四月刚来,深圳的三角梅就热闹起来,以前路上只看到几簇,现在整条街、整个坡都开满了,红的粉的紫的白的,根本不用特意找地方看花,转个弯就能遇上一片。我开车经过南山大道,摇下车窗,风里全是花香,连送外卖的小哥也停下车,拿出手机拍几张照片发到朋友圈。

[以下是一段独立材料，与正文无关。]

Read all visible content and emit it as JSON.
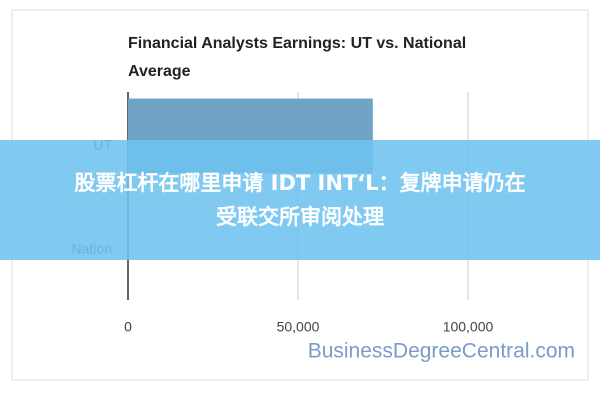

莲花山毓秀园还是那个熟悉的地方,只是今年人更多了,十万株三角梅沿着台阶向上生长,拱门一个连着一个,像挂满了彩带,摄影协会包了三辆大巴车过来,美术学院的学生蹲在台阶上画速写,有人还带了折叠椅,一坐就是两个小时,我问他们为什么这么投入,一位学生说,再不动笔画,下周花可能就要谢了。

新开的山花烂漫公园建在半山腰,三角梅和蓝花楹、宫粉紫荆种成三层,远看像一幅油画,傍晚太阳斜照下来,花瓣透着光,用手机随便一拍都像加了滤镜,有人在抖音上说深圳终于有了莫奈花园,下面评论里有人觉得太浮夸,也有人反驳说没去过就别乱评价。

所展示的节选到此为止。